For close to two weeks during the winter holiday break in December 2015, Delwyn Lee and Sonia Minhas, both fourth-year students in the Dental Hygiene Degree Program, and faculty leader Sherry Priebe (MSc 2009, BDSc (DH) 2003), undertook a volunteer dental hygiene rotation to Ho Chi Minh City, Vietnam. This was the first opportunity, made possible by donors to the 2014 UBC Dentistry 50th Anniversary Fund, for global community service by dental hygiene students. Zul Kanji, director of the dental hygiene program, says, “Initiatives such as this strengthen students’ international service-learning experiences and foster global citizenship.”
scroll down for the slideshow photo editorial and student-presentation video
The students engaged enthusiastically in the ongoing collaborations between the University of British Columbia and several institutions in Ho Chi Minh City. They provided instruction and preventative care for oral cancer patients, presented seminars and demonstrations to students at a university, conducted oral cancer screenings, and provided oral hygiene care to children and staff at orphanages. Several cultural activities complemented their professional work, including a visit to a betel nut farming area.
For Sherry, who practises dental hygiene in Kelowna, BC, it was a return visit to a country where, from 2002 to 2009, she had conducted research in cultural risk habits regarding oral health and cancer. In 2010 she won the prestigious World Dental Hygienist Award in the research category. Her past work in the Southeast Asian country makes her not only an outstanding mentor for the students, but also a key professional in sustaining the oral health collaboration between UBC Dentistry and Vietnam’s National Hospital of Odonto-Stomatology, the Oncology Hospital and the University of Ho Chi Minh City.
Here are some nuggets of insight from each of the volunteers’ post-trip reports:
Sherry: It was a privilege to lead this outreach initiative. I am proud of Delwyn and Sonia as future colleagues; they inspired me in every aspect of this mission. As oral health professionals, we need to be aware of the challenges of people around the world and how we may assist them in improving their lives—especially so with increased global migration.
Delwyn: A moment that stands out—one that I often revisit—is walking through the overcrowded and not-air-conditioned Oncology Hospital, and seeing beds occupied by two to three patients battling advanced-stage cancer, many with tumours the size of a grapefruit.
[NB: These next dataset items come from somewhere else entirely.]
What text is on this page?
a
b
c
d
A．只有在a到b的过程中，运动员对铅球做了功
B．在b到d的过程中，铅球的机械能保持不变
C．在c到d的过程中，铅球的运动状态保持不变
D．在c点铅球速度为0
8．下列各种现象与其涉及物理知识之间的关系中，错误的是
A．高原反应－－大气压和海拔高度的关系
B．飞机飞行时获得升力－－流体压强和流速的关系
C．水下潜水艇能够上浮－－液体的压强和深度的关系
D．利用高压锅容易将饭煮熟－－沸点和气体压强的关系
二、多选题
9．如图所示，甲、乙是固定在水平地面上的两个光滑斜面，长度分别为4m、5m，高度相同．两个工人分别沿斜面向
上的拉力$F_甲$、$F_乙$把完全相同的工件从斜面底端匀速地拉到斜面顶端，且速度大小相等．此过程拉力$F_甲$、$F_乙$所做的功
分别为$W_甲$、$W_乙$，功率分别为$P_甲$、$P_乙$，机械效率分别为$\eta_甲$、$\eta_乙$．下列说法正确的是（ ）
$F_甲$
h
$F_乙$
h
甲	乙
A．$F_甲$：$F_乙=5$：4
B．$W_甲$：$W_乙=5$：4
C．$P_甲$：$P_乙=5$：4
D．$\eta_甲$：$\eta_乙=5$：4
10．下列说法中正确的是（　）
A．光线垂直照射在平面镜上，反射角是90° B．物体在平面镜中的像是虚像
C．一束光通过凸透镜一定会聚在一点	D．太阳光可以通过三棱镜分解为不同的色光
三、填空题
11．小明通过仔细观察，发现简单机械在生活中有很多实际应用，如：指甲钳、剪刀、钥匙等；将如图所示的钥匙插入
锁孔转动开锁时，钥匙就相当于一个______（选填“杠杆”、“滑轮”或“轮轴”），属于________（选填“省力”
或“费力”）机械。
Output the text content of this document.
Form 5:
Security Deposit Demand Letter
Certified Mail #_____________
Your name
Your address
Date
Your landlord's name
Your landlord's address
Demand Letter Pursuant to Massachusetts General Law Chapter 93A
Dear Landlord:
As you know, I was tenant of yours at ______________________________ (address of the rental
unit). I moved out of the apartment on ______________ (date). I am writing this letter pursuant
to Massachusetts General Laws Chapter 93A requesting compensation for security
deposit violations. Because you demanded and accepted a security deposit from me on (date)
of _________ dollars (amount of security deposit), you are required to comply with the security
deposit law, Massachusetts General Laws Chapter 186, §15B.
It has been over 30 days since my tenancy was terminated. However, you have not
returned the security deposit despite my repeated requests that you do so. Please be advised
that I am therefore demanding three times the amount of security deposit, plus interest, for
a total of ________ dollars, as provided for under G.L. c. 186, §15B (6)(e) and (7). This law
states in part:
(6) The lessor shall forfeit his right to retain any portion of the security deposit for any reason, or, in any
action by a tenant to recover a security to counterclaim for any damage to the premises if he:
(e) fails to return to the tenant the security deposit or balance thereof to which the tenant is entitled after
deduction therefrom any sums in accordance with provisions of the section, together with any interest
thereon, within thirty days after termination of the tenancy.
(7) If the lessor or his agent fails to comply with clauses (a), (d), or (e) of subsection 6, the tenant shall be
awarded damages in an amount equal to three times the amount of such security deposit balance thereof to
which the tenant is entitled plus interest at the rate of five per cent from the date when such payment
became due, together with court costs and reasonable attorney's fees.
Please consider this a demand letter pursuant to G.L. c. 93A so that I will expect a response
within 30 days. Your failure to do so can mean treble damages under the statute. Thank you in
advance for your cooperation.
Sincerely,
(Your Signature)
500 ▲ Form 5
I realized then that although dental hygienists are not involved with treating such serious conditions, they play a significant role in the early identification of these complex and often fatal oral conditions. Coming from North America, I thought I would be able to contribute the wealth of knowledge I have acquired from my undergraduate program to this developing nation. However, while this trip allowed us to make a difference, I actually gained more than I could ever give.
Sonia: I was presented with invaluable learning opportunities: specifically, when providing dental hygiene care at the orphanages and during my observation visit at the Oncology Hospital. Delivering care to children living with disabilities who have been affected by Agent Orange allowed me to learn new client management techniques. And, witnessing the high prevalence of oral cancer patients in the Oncology Hospital exposed me to oral cancer manifestations that I would likely never have seen in Canada. My experience in Vietnam has enriched my knowledge and appreciation for health disparities in developing countries and has enhanced my assessment skills. As a developing health care professional, I find this invaluable when working with clients in Canada who may confront oral health disparities similar to those in Vietnam.